就在邵氏兄弟的影視帝國日漸壯大之際,邵逸夫於1973年和1975年,先後痛失二哥和大哥。
這一時期,邵氏在香港的基金會成立,開始了在香港和大陸解囊捐助的義舉。1974年,為表彰邵逸夫熱心公益,英國女王伊麗莎白二世特授予他「皇家CBE」勳銜。1977年,他再度被女王冊封為爵士勳銜,成為香港娛樂圈獲得爵士頭銜的第一人。
結緣TVB
1980年6月26日,TVB原董事局主席利孝和先生突發心臟病,搶救無效辭世。這位地產大亨1967年創辦TVB,開設翡翠、明珠兩個台,採用粵、英雙播音,港人習慣稱之為「無線台」。
7月23日,董事會宣佈:邵逸夫成為董事局新任主席。接棒後,邵逸夫展開了與邱德根主政的亞洲電視(以下簡稱「亞視」)之間的收視大戰。接下來的所有情形,與邵逸夫在邵氏的征戰如出一轍:還在擔任首屆董事的時候,邵逸夫便說服利孝和,成功地從亞視前身「麗的」電視台挖來當家花旦汪明荃。直到今天,汪明荃依然被稱為無線大姐大。為了培養新人,無線在1971年創辦「藝人訓練班」,今天絕大多數的香港知名藝人,全部畢業於此。他們也是後來TVB自制劇的主要演員。幾乎所有亞視的王牌節目,無線都有應對的翻版:亞視選「亞洲小姐」,無線就選「香港小姐」;亞視斥巨資拍攝電視劇《一代天驕》,無線便搶拍出黃日華主演的《成吉思汗》,且率先播出。

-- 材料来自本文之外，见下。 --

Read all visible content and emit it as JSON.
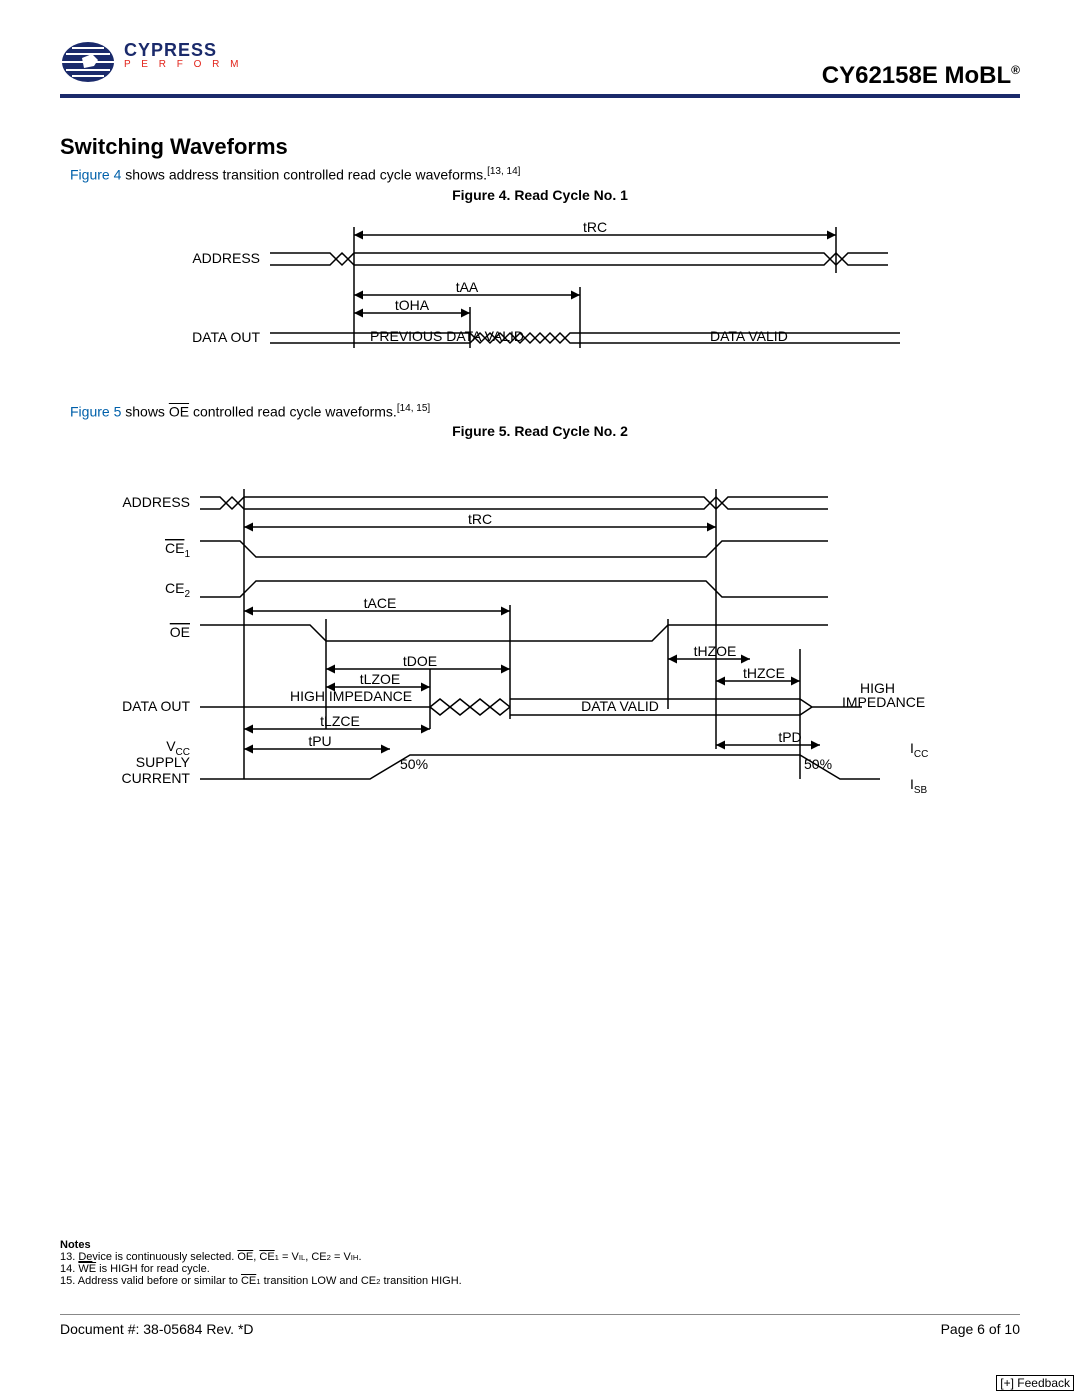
{
  "header": {
    "logo_name": "CYPRESS",
    "logo_tag": "P E R F O R M",
    "part_number": "CY62158E MoBL",
    "reg_mark": "®"
  },
  "section_title": "Switching Waveforms",
  "intro1_link": "Figure 4",
  "intro1_text": " shows address transition controlled read cycle waveforms.",
  "intro1_refs": "[13, 14]",
  "fig4_caption": "Figure 4.  Read Cycle No. 1",
  "fig4": {
    "sig_address": "ADDRESS",
    "sig_dataout": "DATA OUT",
    "t_rc": "tRC",
    "t_aa": "tAA",
    "t_oha": "tOHA",
    "prev_valid": "PREVIOUS DATA VALID",
    "data_valid": "DATA VALID"
  },
  "intro2_link": "Figure 5",
  "intro2_text_a": " shows ",
  "intro2_oe": "OE",
  "intro2_text_b": " controlled read cycle waveforms.",
  "intro2_refs": "[14, 15]",
  "fig5_caption": "Figure 5.  Read Cycle No. 2",
  "fig5": {
    "sig_address": "ADDRESS",
    "sig_ce1": "CE",
    "sig_ce1_sub": "1",
    "sig_ce2": "CE",
    "sig_ce2_sub": "2",
    "sig_oe": "OE",
    "sig_dataout": "DATA  OUT",
    "sig_vcc": "V",
    "sig_vcc_sub": "CC",
    "sig_supply": "SUPPLY",
    "sig_current": "CURRENT",
    "t_rc": "tRC",
    "t_ace": "tACE",
    "t_doe": "tDOE",
    "t_lzoe": "tLZOE",
    "t_lzce": "tLZCE",
    "t_pu": "tPU",
    "t_hzoe": "tHZOE",
    "t_hzce": "tHZCE",
    "t_pd": "tPD",
    "hi_imp": "HIGH IMPEDANCE",
    "hi_imp2": "HIGH",
    "hi_imp2b": "IMPEDANCE",
    "data_valid": "DATA VALID",
    "pct50a": "50%",
    "pct50b": "50%",
    "icc": "I",
    "icc_sub": "CC",
    "isb": "I",
    "isb_sub": "SB"
  },
  "notes": {
    "header": "Notes",
    "n13a": "13. ",
    "n13_de": "De",
    "n13b": "vice is continuously selected. ",
    "n13_oe": "OE",
    "n13c": ", ",
    "n13_ce1": "CE",
    "n13_ce1_sub": "1",
    "n13d": " = V",
    "n13_vil_sub": "IL",
    "n13e": ", CE",
    "n13_ce2_sub": "2",
    "n13f": " = V",
    "n13_vih_sub": "IH",
    "n13g": ".",
    "n14a": "14. ",
    "n14_we": "WE",
    "n14b": " is HIGH for read cycle.",
    "n15a": "15. Address valid before or similar to ",
    "n15_ce1": "CE",
    "n15_ce1_sub": "1",
    "n15b": " transition LOW and CE",
    "n15_ce2_sub": "2",
    "n15c": " transition HIGH."
  },
  "footer": {
    "doc": "Document #: 38-05684 Rev. *D",
    "page": "Page 6 of 10"
  },
  "feedback": "[+] Feedback"
}
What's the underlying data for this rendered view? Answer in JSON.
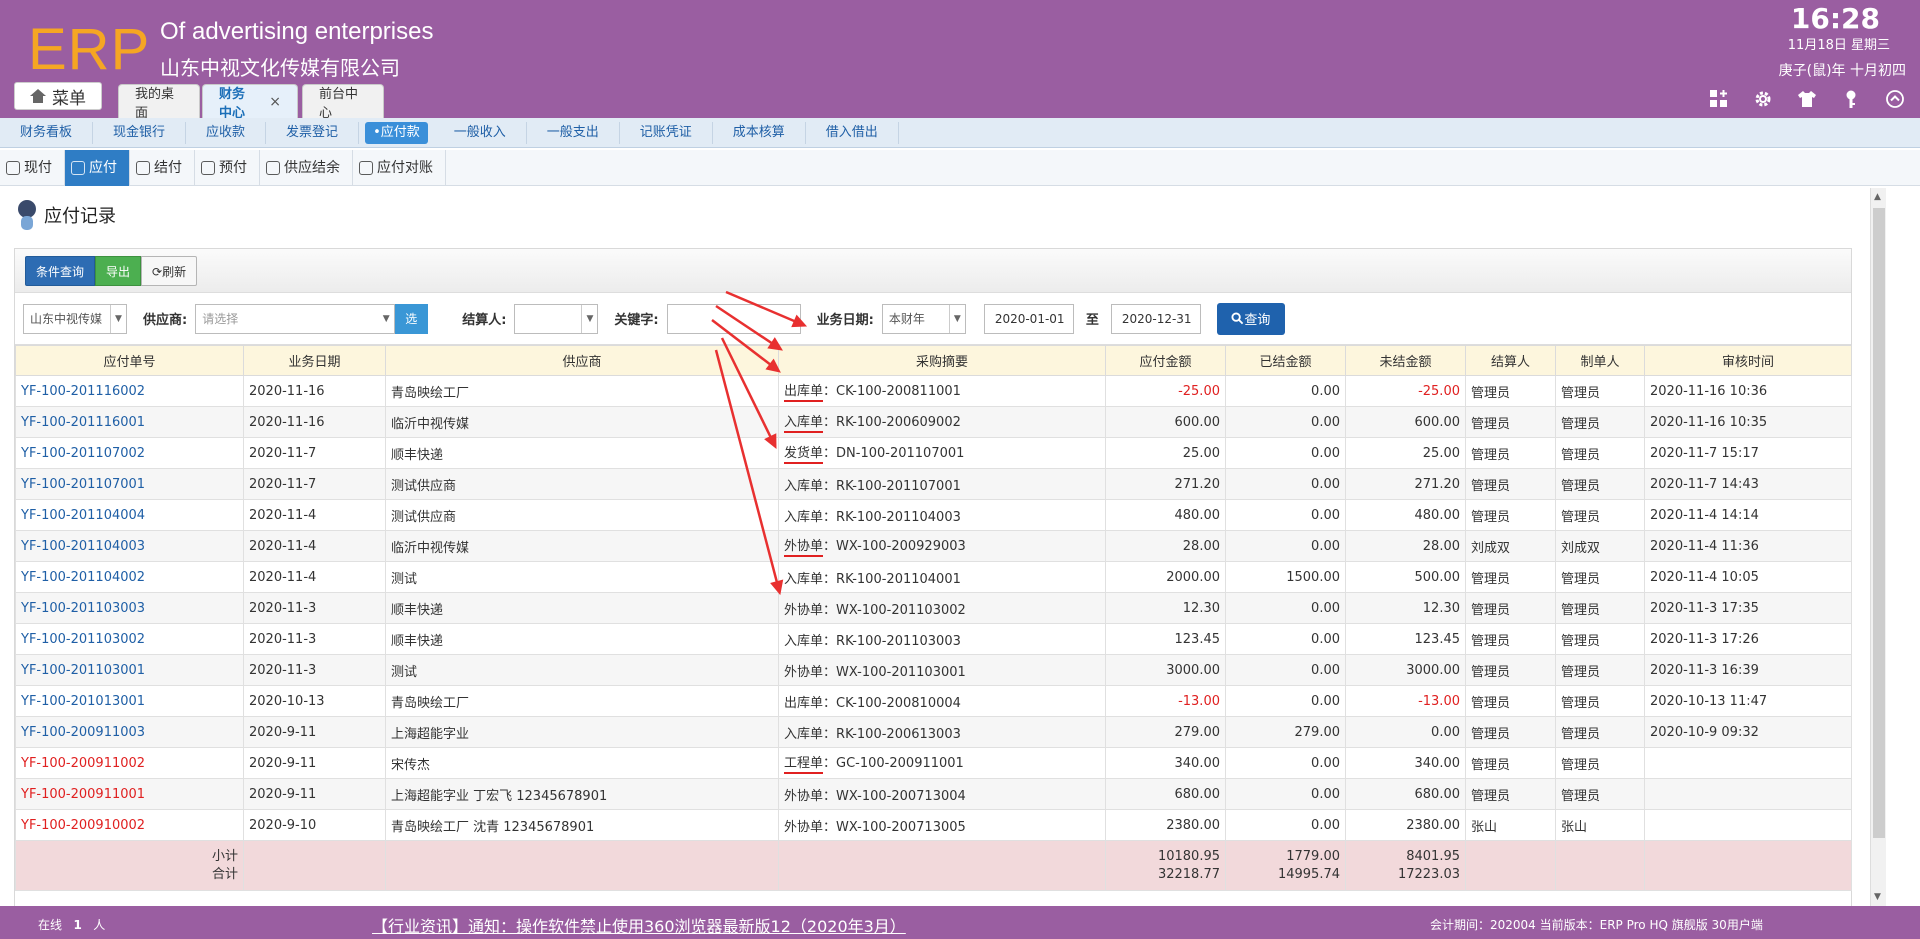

歷史上,無線和亞視之間,先後有8次著名的收視大戰,無線始終沒讓亞視嘗到甜頭,築牢了自己的香港電視龍頭地位。香港媒體一直有兩種聲音:一說無線「無賴」;一說無線「棋高一著」。邵逸夫從不理會這些聲音,他心中有著更大的版圖要去拓展。
1987年,邵氏兄弟停止電影製作,正式告別電影圈。清水灣邵氏影城繼續保留,並參與製片。這一年,邵逸夫夫人黃美珍在美國病逝。10年後,90高齡的邵逸夫與62歲的方逸華在美國賭城拉斯維加斯登記結婚。入主TVB後,方逸華成為董事局行政主席。
2003年10月,投資22億的無線電視城啟用。這裡很容易讓人想到離它不遠的清水灣邵氏影城。電視城有22個錄影棚和兩個影視拍攝基地。它比舊影視城大三成。全年生產節目超過17000小時,發行海外四十多個國家,覆蓋用戶超過3億。
我到TVB的當日,正是冬至。雖然是粵港一帶十分重視的節氣,但是戲劇製作部裡,所有的小會議室,都坐著三五成群開創作會的主創。「我們有一條生產線,就是有量化、有規模、有體制的生產。如果要做一個強有力的產業,必須這麼做。其實現在想來,TVB跟邵氏的模式很像。」TVB知名監製梁家樹說。他和TVB另一位名監製曾麗珍一起,每年要監製500到600集自制劇。
據梁家樹透露,TVB分工極細,拍攝自制劇時,每天會有兩個組,一個外景一個內景。一線藝人可能白天出了外景,夜裡回來趕內景。不止一個TVB藝人說過:工作最辛苦的時候,走路都能睡著。時常有一線藝人,在一個棚裡拍著一部戲,進入化妝間之後化好妝,進入下一個房間就拍另一部。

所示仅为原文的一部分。